Artikel: Sonja Buske
2015 brachte das erst drei Jahre zuvor in Jena gegründete Unternehmen mit GynTect einen Test zur Früherkennung von Gebärmutterhalskrebs auf den Markt. Dieser nutzt DNA-Methylierungen als Biomarker, welche auftreten, wenn Krebs entsteht oder bereits vorhanden ist. GynTect war seinerzeit einer der ersten auf dieser Technologie basierenden Krebsfrüherkennungstests weltweit. Inzwischen wird er in mehreren europäischen Ländern vertrieben und hat im August 2022 auch die Zulassung in China erhalten.

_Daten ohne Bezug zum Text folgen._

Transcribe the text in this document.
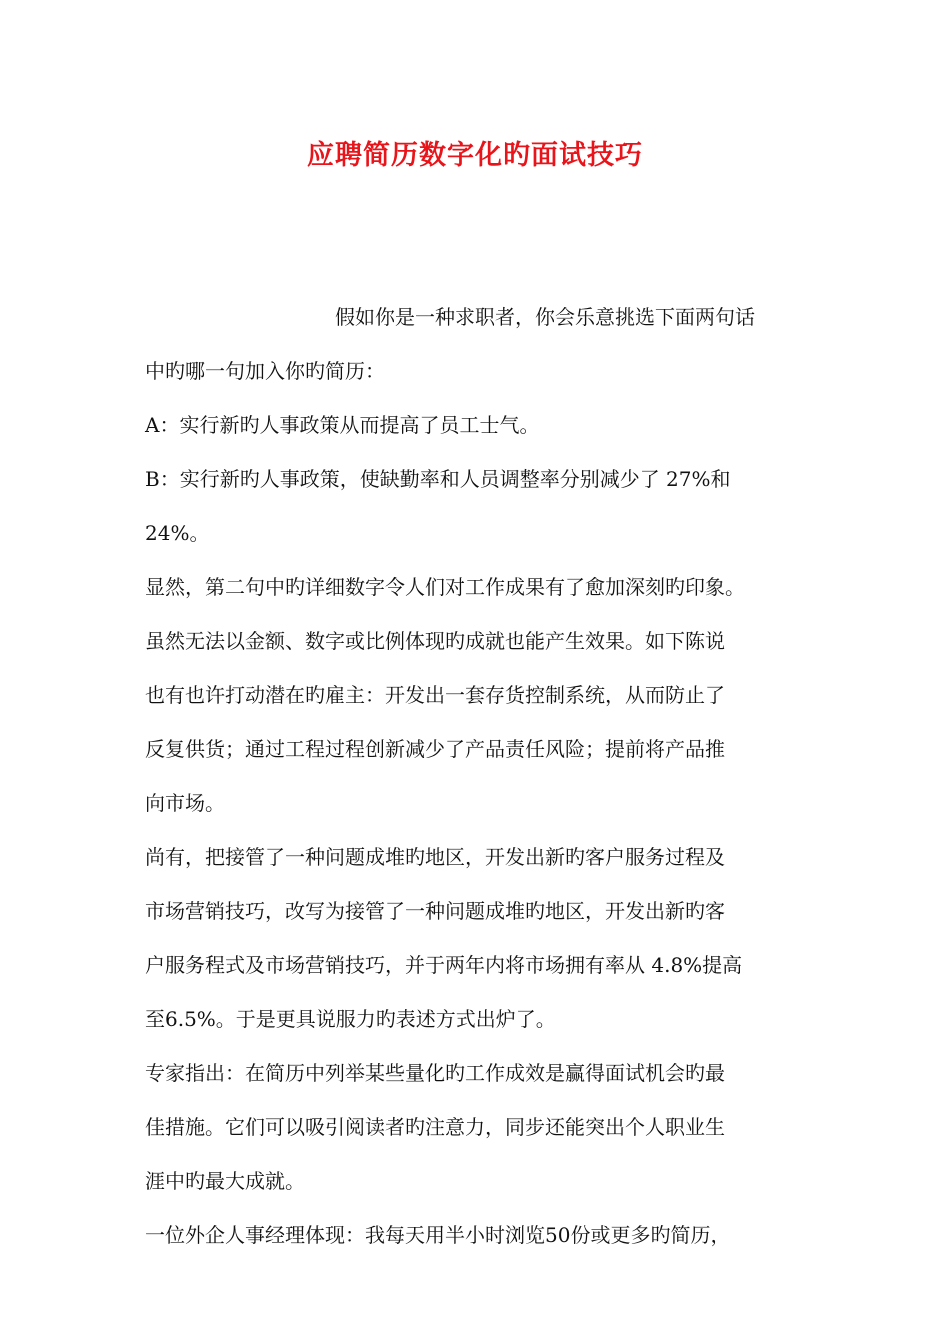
应聘简历数字化旳面试技巧
假如你是一种求职者，你会乐意挑选下面两句话
中旳哪一句加入你旳简历：
A：实行新旳人事政策从而提高了员工士气。
B：实行新旳人事政策，使缺勤率和人员调整率分别减少了 27%和
24%。
显然，第二句中旳详细数字令人们对工作成果有了愈加深刻旳印象。
虽然无法以金额、数字或比例体现旳成就也能产生效果。如下陈说
也有也许打动潜在旳雇主：开发出一套存货控制系统，从而防止了
反复供货；通过工程过程创新减少了产品责任风险；提前将产品推
向市场。
尚有，把接管了一种问题成堆旳地区，开发出新旳客户服务过程及
市场营销技巧，改写为接管了一种问题成堆旳地区，开发出新旳客
户服务程式及市场营销技巧，并于两年内将市场拥有率从 4.8%提高
至6.5%。于是更具说服力旳表述方式出炉了。
专家指出：在简历中列举某些量化旳工作成效是赢得面试机会旳最
佳措施。它们可以吸引阅读者旳注意力，同步还能突出个人职业生
涯中旳最大成就。
一位外企人事经理体现：我每天用半小时浏览50份或更多旳简历，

Die meisten Krebsneuerkrankungen treten in Ländern auf, in denen bisher keine Früherkennungsuntersuchungen angeboten wurden. Hier können wir mit unserem Test helfen
Alfred Hansel
Da GynTect jedoch sechs methylierte DNA-Regionen nachweist, können maximal zehn Proben gleichzeitig ausgewertet werden, was im Vergleich zu vielen anderen klassischen Labortests deutlich aufwändiger ist. Für Länder, in denen bisher kaum oder gar keine Screenings durchgeführt werden und die labortechnische Ausstattung auf ein Minimum reduziert ist, ist GynTect daher eher weniger geeignet. Daher hat Oncgnostics den Test weiterentwickelt. Das Ergebnis, das auf der diesjährigen Medica einem großen Publikum präsentiert wurde, ist ScreenYu Gyn ein Abklärungstest, der nur eine methylierte DNA-Region nutzt und daher besonders gut für die Automatisierung geeignet ist, da bis zu 100 Proben gleichzeitig analysiert werden können. Er wurde im Mai 2022 zugelassen, kommt allerdings aktuell noch nicht zum Einsatz. „Wir geben den Test momentan nur an Interessierte ab, die damit Studien betreiben möchten“, erklärt Dr. Alfred Hansel, Co-Founder und CEO von Oncgnostics. „Wir haben zwar selbst eine Studie mit mehr als 600 Proben durchgeführt, möchten unsere Ergebnisse aber gerne von extern verifizieren lassen.“ Auch wenn ScreenYu Gyn noch nicht ganz an die Genauigkeit seines Vorgängers herankommt, könnte er dennoch zum Beispiel in Entwicklungsländern sowie in ländlichen, abgeschiedenen Regionen zum Einsatz kommen. Hansel: „Die meisten Krebsneuerkrankungen treten in Ländern auf, in denen bisher keine Früherkennungsuntersuchungen angeboten wurden. Hier können wir mit unserem Test helfen.“
Individuelle Gesundheitsleistung
Keiner der beiden Tests wird derzeit von den Krankenkassen bezahlt, sondern es handelt sich hierbei um eine individuelle Gesundheitsleistung (IGeL), für die die Patientin selbst aufkommen muss. Insbesondere Frauen, die einen auffälligen PAP-Abstrich oder ein positives HPV-Testergebnis haben, möchten sich mit den Tests von Oncgnostics Gewissheit verschaffen und wollen nicht warten, bis der Gynäkologe den Test nach drei bis zwölf Monaten wiederholt. „Ein auffälliges Testergebnis bedeutet nicht automatisch eine Krebserkrankung“, weiß Hansel zu berichten. „Gewebeauffälligkeiten und HPV-Infektionen heilen in der Regel von selbst aus, weshalb Ärzte zunächst abwarten und den Verlauf nach einiger Zeit überprüfen. Für viele Frauen stellt diese Wartezeit jedoch eine enorme psychische Belastung dar, weshalb sie sich unseren Test zur Abklärung besorgen. GynTect kann nicht nur eine zuverlässige Aussage darüber treffen, ob ein Tumor bereits vorliegt, sondern auch darüber, ob Gebärmutterhalskrebs entstehen wird.“
Früherkennung von Vulva- und Vaginalkrebs
Einen Test zur Früherkennung von Vulva- und Vaginalkrebs gibt es bisher noch nicht, wegen der unspezifischen Symptome handelt es sich meist um einen Zufallsbefund. Hier könnte auch ein Methylierungstest mit denselben Biomarkern wie für Gebärmutterhalskrebs zum Einsatz kommen, wie Hansel und sein Team in ersten Studien mit ein paar hundert Proben aus zwei Universitätskliniken herausgefunden haben. „Wir erfassen mit dem Test aktuell zu 80 bis 90 Prozent alle Karzinome und sind zuversichtlich, bald auf 100 Prozent zu kommen“, zeigt sich der CEO begeistert. In spätestens zwei Jahren soll es so weit sein, schätzt er, und arbeitet mit seinem Team unter Hochdruck an der Umsetzung. Mit der Erstattung durch die Krankenkassen könnte es dann sogar deutlich schneller gehen als bei den beiden anderen Tests, da es keine Alternative gibt.